Emission of cosmological gamma-ray bursts in the GeV–TeV energy domain

Abstract

The observed sub-MeV radiation from gamma-ray bursts (GRBs) arises most likely from synchrotron emission of a relativistic shock. We estimate the magnetic field strength and the Lorentz factor of accelerated electrons required by the synchrotron mechanism. We find that these values are furthermore sufficient to cause significant emission due to inverse Compton scattering. The Comptonized photons typically have energies well above 1 TeV, so that they are strongly absorbed by infrared background radiation and cannot be observed from a source at cosmological distance. On the other hand, the ultra-high energy radiation may be absorbed in the close vicinity of the source due to interaction with ultraviolet and soft X-ray quanta originating from the same source and scattered in the ambient medium. In this case, almost all the energy initially contained in ultra-high energy radiation is reprocessed into a softer spectral range corresponding to the two-photon absorption threshold.
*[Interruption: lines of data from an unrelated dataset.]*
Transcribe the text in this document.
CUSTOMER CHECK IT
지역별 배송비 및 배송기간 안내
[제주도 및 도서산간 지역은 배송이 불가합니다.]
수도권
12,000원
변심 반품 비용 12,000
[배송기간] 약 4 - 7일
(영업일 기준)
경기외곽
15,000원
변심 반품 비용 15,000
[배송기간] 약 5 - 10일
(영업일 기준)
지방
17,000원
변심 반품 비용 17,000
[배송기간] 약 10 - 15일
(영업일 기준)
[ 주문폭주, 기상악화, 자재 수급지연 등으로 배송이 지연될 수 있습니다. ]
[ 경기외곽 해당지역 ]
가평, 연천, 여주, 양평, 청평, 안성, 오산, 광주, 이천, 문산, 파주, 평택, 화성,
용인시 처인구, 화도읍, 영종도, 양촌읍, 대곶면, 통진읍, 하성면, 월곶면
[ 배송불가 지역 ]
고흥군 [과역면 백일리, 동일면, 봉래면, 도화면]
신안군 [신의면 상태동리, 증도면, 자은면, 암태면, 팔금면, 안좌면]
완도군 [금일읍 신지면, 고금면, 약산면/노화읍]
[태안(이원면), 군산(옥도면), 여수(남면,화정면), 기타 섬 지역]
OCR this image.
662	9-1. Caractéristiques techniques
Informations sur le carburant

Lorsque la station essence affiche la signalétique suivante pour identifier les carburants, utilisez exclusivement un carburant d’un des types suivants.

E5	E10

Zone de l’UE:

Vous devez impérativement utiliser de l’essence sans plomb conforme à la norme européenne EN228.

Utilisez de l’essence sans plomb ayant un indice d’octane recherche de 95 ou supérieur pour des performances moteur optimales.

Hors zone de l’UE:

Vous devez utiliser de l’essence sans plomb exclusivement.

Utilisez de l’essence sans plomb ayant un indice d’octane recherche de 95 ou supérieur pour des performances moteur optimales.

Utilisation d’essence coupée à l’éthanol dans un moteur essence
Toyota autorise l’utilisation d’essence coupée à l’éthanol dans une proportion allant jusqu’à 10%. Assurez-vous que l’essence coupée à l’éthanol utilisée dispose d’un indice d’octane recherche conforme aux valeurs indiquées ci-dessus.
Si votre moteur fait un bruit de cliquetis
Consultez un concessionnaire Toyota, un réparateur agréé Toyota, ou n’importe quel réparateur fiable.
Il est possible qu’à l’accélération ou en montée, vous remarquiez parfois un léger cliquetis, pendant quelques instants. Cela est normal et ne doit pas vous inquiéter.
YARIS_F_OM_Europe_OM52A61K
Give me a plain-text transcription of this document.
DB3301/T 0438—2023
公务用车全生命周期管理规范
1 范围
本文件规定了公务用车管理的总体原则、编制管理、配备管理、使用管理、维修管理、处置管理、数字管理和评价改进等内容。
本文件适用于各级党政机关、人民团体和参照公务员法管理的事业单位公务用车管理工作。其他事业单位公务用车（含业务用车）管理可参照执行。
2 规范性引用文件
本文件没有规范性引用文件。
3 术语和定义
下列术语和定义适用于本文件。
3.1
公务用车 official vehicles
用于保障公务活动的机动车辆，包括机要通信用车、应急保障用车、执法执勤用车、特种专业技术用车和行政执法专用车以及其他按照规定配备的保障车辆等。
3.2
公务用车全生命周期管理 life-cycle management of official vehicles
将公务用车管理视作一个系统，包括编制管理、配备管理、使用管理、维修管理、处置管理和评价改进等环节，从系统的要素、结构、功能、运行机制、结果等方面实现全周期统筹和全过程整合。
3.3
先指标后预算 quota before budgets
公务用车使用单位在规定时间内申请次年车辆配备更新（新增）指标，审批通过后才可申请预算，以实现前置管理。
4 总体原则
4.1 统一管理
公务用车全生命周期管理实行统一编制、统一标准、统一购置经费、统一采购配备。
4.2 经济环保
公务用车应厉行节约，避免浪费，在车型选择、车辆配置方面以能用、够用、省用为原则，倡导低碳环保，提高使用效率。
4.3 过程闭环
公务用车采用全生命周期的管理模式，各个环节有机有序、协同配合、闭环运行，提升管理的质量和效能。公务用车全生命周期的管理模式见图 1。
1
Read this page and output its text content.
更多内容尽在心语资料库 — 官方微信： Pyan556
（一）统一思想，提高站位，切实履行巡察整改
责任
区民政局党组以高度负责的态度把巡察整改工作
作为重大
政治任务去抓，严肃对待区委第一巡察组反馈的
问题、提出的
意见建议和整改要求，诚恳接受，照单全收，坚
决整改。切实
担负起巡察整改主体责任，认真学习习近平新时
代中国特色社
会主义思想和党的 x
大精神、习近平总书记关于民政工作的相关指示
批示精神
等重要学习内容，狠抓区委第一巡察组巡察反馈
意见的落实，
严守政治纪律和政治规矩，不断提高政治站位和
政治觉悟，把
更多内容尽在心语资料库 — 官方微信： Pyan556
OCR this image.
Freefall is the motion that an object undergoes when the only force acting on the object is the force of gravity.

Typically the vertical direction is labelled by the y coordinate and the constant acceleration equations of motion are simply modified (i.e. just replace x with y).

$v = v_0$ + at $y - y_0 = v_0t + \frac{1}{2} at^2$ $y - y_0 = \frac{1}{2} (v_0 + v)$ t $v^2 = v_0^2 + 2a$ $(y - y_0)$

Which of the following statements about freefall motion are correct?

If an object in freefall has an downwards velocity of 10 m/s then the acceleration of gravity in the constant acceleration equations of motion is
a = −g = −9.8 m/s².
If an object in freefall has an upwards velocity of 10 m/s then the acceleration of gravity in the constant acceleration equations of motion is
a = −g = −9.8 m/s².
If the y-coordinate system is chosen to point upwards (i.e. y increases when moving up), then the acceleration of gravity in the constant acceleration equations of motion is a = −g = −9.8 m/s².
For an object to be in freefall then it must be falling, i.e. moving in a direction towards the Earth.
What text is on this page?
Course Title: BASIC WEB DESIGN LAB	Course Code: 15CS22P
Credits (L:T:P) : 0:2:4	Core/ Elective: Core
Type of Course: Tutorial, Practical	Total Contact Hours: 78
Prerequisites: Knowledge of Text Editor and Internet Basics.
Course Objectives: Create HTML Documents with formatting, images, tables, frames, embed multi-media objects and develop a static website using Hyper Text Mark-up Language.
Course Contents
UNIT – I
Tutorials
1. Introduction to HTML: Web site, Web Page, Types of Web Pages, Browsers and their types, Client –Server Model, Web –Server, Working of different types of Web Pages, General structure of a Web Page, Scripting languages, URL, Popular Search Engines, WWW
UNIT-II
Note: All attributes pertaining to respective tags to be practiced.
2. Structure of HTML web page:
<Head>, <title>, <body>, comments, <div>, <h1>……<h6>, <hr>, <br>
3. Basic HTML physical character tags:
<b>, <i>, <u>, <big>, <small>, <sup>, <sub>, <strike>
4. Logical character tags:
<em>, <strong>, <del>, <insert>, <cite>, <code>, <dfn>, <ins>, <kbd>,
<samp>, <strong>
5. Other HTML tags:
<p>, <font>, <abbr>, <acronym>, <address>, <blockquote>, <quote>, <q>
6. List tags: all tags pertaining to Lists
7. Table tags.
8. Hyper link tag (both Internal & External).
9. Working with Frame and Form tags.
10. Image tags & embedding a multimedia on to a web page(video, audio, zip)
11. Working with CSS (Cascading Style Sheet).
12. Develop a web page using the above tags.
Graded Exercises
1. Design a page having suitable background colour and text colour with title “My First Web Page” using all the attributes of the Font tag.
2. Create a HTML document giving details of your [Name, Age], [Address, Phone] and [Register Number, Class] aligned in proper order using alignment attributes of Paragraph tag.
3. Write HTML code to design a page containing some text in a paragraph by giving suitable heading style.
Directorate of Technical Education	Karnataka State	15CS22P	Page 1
Both the presence and the absence of absorption/reprocessing of the ultra-high energy photons places a rather strong limit on the density of interstellar medium near the GRB source and the Lorentz factor in fireball of a gamma-ray burst. We discuss all types of GRB emission in GeV–TeV spectral range, including 100 GeV emission of GRB fireballs, which originates from the decay of neutral pions.